Abstract

It was Darwin himself who first raised the question of an evolution of behaviour in his Expression of the emotions in man and animals in 1872. The book had little direct effect on psychology, which at the time concerned itself solely with normal adult man as a unique being, mentally if not physically. But Darwin’s ideas were as revolutionary for psychology as for zoology and could not be escaped indefinitely. In this century psychology has been reluctantly ‘ biologizing ’ itself, slowly absorbing the full implications of the idea that man’s behaviour (and therefore the mind that controls it) is as much the product of evolution as his erect posture or the structure of his hand. Revolutionary ideas in science are often accepted slowly, but in this case the resistance was extreme and continued long after Darwin’s ideas were accepted in other fields. The reason may be partly that it took long to work out biological or behavioural theory to the point where it was viable, but the reason is partly that here the conflict between theory and common sense was unusually sharp. The situation draws attention to a feature of scientific thought which may be obscured in other fields by the tremendous successes of physics, for example, or biochemistry or genetics.
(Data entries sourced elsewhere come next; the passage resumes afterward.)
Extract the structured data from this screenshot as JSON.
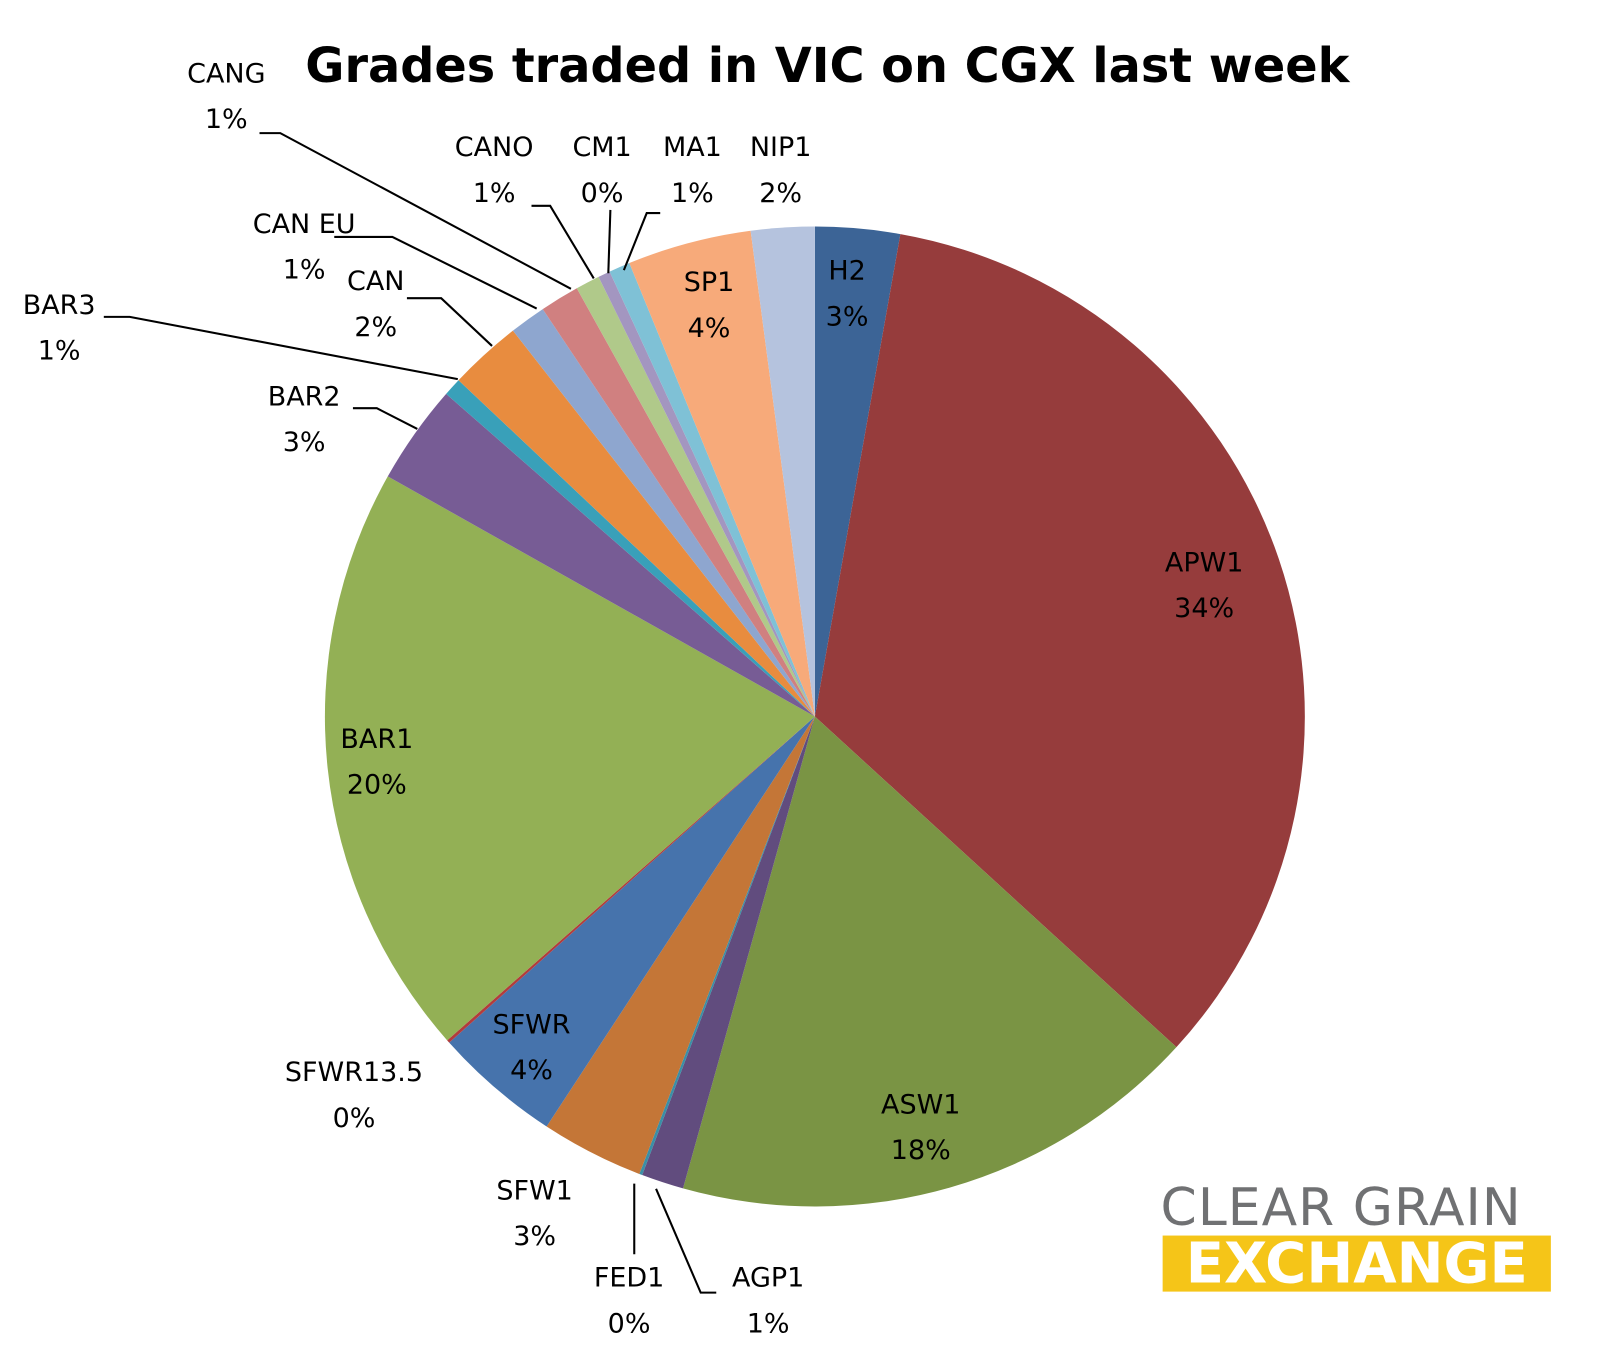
{
  "chart_data": {
    "type": "pie",
    "title": "Grades traded in VIC on CGX last week",
    "categories": [
      "H2",
      "APW1",
      "ASW1",
      "AGP1",
      "FED1",
      "SFW1",
      "SFWR",
      "SFWR13.5",
      "BAR1",
      "BAR2",
      "BAR3",
      "CAN",
      "CAN EU",
      "CANG",
      "CANO",
      "CM1",
      "MA1",
      "SP1",
      "NIP1"
    ],
    "values": [
      2.8,
      34.1,
      17.6,
      1.4,
      0.1,
      3.4,
      4.2,
      0.1,
      19.7,
      3.3,
      0.6,
      2.4,
      1.2,
      1.3,
      0.8,
      0.4,
      0.7,
      4.1,
      2.1
    ],
    "value_labels": [
      "3%",
      "34%",
      "18%",
      "1%",
      "0%",
      "3%",
      "4%",
      "0%",
      "20%",
      "3%",
      "1%",
      "2%",
      "1%",
      "1%",
      "1%",
      "0%",
      "1%",
      "4%",
      "2%"
    ],
    "colors": [
      "#3c6496",
      "#963c3c",
      "#7a9444",
      "#614c7e",
      "#3a8fa6",
      "#c47637",
      "#4673ac",
      "#b33c3c",
      "#93b055",
      "#775c95",
      "#39a0b9",
      "#e88c3f",
      "#8ea6cf",
      "#d08080",
      "#b0c98a",
      "#a396c0",
      "#7fc1d6",
      "#f7aa7a",
      "#b5c3de"
    ]
  },
  "logo": {
    "line1": "CLEAR GRAIN",
    "line2": "EXCHANGE"
  }
}
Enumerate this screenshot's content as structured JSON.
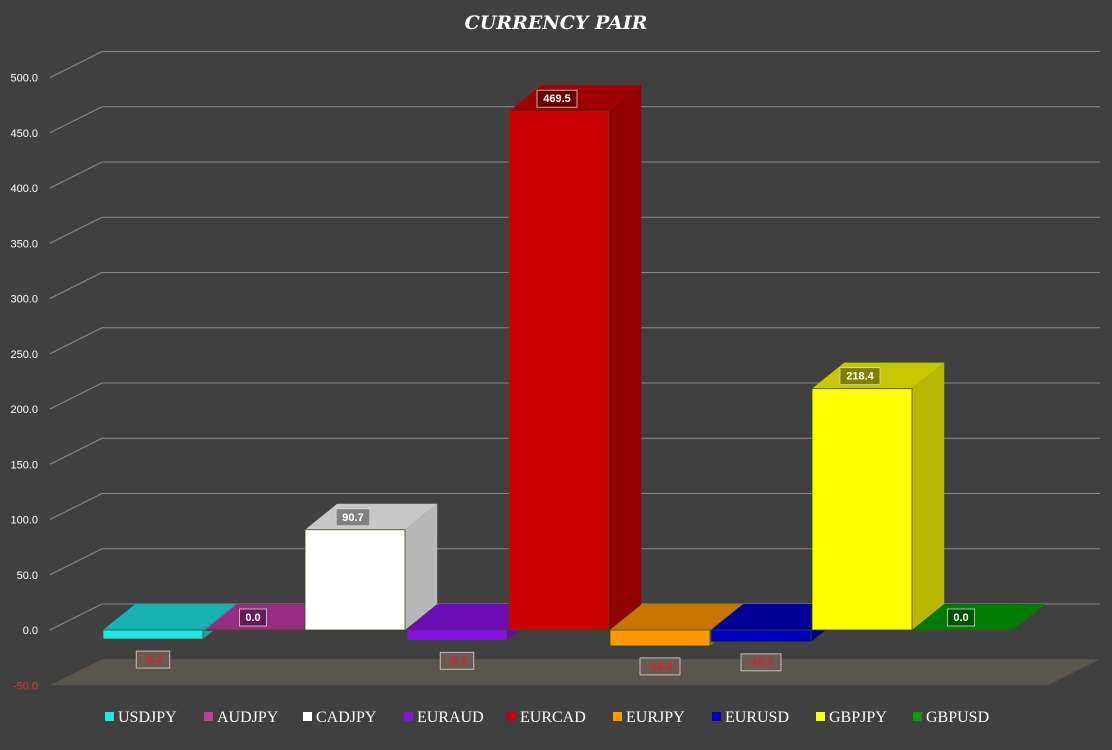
{
  "chart_data": {
    "type": "bar",
    "title": "CURRENCY PAIR",
    "style": "3d",
    "ylim": [
      -50,
      500
    ],
    "ytick_step": 50,
    "ytick_labels": [
      "-50.0",
      "0.0",
      "50.0",
      "100.0",
      "150.0",
      "200.0",
      "250.0",
      "300.0",
      "350.0",
      "400.0",
      "450.0",
      "500.0"
    ],
    "grid": true,
    "legend_position": "bottom",
    "categories": [
      "USDJPY",
      "AUDJPY",
      "CADJPY",
      "EURAUD",
      "EURCAD",
      "EURJPY",
      "EURUSD",
      "GBPJPY",
      "GBPUSD"
    ],
    "values": [
      -8.2,
      0.0,
      90.7,
      -9.3,
      469.5,
      -14.4,
      -10.7,
      218.4,
      0.0
    ],
    "value_labels": [
      "-8.2",
      "0.0",
      "90.7",
      "-9.3",
      "469.5",
      "-14.4",
      "-10.7",
      "218.4",
      "0.0"
    ],
    "colors": [
      "#1ee6e6",
      "#c03aa8",
      "#ffffff",
      "#8a10e8",
      "#cc0000",
      "#ff9900",
      "#0000c0",
      "#ffff00",
      "#00a000"
    ]
  }
}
Psychology has given no such dazzling performance, and thus may allow us to see more clearly the nature of scientific thought. It should be added that the problem of scientific thought is a proper professional concern of the psychologist, and the history of science an important source of information about man’s thought processes, for it is a record of real problem-solving as contrasted with the more or less artificial problem-solving one may set up for study in the laboratory. Thus in the present discussion I am concerned with the scientific method in itself, as well as with the effort by psychologists to apply it rigorously to the problem of mind.